Lawmakers focused on communication with parents and ways to measure student progress. "You can understand that there would be a lot of fear out there," said Sen. Bob Hogue, R-24th (Kane'ohe, Kailua).

Sen. Suzanne Chun Oakland pointed to a letter from the DOE that tells parents to call the district office if they didn't know who their new contact at the DOE will be starting with the July transfer. Chun Oakland, D-14th (Palama, 'Alewa Heights), said that giving a name to families along with a phone number would have been better.

"I think you folks would know firsthand who they are," she told educators.

Lawmakers also pressed for some way to measure the extent to which the DOE is communicating with parents.

Rep. Guy Ontai, R-39th (Wheeler, Mililani) asked for a "batting average" of how many families had been contacted regarding the transfer, but education officials said they had no numbers for their progress.

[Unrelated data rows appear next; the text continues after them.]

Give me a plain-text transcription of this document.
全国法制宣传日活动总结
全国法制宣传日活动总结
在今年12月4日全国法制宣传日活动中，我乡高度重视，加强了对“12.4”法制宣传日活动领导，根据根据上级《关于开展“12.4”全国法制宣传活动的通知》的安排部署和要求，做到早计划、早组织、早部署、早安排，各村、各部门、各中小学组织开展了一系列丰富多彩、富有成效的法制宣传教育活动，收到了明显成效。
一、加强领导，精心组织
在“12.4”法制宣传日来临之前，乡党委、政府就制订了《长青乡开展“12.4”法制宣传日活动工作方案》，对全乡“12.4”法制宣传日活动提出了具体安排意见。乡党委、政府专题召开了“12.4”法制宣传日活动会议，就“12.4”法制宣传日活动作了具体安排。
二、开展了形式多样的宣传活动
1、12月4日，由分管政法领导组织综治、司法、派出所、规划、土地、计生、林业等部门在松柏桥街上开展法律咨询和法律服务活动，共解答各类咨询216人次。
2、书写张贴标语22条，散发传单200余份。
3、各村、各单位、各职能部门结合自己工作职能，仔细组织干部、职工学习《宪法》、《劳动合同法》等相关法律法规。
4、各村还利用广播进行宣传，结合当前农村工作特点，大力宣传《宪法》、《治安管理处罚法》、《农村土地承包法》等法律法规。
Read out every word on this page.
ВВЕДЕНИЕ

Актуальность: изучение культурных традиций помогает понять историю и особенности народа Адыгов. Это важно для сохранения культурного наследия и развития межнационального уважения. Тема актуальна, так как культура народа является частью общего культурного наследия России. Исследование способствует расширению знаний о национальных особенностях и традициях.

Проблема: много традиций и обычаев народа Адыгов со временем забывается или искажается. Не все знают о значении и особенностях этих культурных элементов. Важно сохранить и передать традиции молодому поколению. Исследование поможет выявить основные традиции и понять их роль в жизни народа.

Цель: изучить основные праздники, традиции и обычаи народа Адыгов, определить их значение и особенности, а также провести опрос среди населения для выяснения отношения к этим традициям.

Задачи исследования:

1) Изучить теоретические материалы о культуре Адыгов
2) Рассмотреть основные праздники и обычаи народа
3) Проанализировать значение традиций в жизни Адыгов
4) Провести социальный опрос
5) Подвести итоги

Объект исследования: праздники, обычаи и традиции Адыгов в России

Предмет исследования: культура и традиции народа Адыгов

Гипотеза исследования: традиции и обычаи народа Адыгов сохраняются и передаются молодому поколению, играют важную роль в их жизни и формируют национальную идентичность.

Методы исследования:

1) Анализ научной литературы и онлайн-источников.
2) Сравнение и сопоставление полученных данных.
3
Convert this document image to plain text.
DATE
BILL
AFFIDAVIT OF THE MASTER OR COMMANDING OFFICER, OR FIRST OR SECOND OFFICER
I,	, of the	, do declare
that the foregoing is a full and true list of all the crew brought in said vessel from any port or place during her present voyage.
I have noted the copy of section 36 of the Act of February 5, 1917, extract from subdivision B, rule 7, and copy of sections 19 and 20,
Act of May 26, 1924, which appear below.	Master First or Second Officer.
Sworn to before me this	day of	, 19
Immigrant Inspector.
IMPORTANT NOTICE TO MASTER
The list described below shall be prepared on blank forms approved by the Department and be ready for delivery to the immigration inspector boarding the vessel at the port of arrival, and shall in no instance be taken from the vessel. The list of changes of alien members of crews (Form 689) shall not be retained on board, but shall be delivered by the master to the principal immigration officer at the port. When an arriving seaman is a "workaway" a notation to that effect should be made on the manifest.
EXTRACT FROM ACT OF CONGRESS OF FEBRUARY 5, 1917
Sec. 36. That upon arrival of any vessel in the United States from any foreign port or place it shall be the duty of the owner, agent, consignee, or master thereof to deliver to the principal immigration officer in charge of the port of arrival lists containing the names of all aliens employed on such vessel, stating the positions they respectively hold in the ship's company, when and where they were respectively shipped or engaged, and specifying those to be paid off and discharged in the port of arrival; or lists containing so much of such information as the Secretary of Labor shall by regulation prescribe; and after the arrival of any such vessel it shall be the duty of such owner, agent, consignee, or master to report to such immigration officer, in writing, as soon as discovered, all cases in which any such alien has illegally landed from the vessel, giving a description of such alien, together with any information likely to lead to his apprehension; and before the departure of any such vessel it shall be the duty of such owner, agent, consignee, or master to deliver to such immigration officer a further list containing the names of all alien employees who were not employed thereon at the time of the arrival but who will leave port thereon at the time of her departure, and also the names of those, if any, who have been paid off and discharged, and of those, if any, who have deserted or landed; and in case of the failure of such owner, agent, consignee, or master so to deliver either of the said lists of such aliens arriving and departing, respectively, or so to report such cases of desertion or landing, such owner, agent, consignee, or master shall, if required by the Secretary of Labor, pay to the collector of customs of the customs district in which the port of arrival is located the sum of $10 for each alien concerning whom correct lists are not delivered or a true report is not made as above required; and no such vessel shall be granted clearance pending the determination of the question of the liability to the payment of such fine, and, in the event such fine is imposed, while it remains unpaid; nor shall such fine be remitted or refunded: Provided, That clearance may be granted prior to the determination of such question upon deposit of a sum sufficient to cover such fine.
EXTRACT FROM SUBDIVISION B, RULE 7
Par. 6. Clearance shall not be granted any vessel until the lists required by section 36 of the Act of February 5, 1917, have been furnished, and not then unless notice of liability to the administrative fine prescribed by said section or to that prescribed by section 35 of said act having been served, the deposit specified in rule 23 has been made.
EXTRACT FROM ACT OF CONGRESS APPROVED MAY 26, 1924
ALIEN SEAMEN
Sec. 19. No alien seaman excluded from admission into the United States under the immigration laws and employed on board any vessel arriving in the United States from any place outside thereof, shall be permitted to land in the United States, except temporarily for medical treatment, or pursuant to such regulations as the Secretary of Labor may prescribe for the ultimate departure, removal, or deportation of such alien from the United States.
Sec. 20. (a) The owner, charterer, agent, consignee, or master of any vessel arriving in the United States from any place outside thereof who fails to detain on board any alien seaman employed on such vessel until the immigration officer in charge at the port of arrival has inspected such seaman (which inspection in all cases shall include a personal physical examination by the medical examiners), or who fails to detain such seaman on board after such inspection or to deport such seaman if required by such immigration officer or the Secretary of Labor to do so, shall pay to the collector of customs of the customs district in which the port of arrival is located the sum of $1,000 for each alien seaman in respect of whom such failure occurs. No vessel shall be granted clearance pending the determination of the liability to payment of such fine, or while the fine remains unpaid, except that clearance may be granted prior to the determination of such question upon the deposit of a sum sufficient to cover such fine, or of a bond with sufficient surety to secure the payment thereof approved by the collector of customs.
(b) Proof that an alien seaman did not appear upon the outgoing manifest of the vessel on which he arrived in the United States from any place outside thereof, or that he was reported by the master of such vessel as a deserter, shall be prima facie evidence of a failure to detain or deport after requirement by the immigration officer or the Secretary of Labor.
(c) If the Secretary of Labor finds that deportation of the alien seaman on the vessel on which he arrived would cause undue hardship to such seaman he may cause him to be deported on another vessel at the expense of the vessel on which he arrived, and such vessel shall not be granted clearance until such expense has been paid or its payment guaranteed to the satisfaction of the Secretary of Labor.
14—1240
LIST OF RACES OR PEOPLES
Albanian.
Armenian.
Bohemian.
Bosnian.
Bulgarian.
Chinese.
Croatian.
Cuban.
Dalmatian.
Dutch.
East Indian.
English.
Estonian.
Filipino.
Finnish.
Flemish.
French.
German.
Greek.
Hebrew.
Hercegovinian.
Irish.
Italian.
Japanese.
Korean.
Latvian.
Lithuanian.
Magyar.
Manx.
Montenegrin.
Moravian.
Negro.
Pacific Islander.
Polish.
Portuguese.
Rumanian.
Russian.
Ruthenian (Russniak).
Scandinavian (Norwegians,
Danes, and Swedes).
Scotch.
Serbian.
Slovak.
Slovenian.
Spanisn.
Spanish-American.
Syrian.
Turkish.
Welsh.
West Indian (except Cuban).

"It's hard to tell sometimes whether we've got a few dissatisfied parents making a lot of noise or a lot of dissatisfied parents," Ontai said.

At the end of May, about 150 parents and care providers signed on to a letter to Superintendent Pat Hamamoto that outlined their concerns about the transition and a controversial contract. The letter was circulated at the Legislature.

Hamamoto this month placed a controversial contract for autism services on hold. The contract awarded by the DOE to the Alaka'i Na Keiki agency was being protested under the department's administrative rules by other agencies not awarded the contract.

The DOE will rebid and wait until July 2003 to start a new contract, Campbell said.

A second letter of parent concerns went to Hamamoto on Monday, with an additional 55 signatures from people who live from Wai'anae to Makakilo.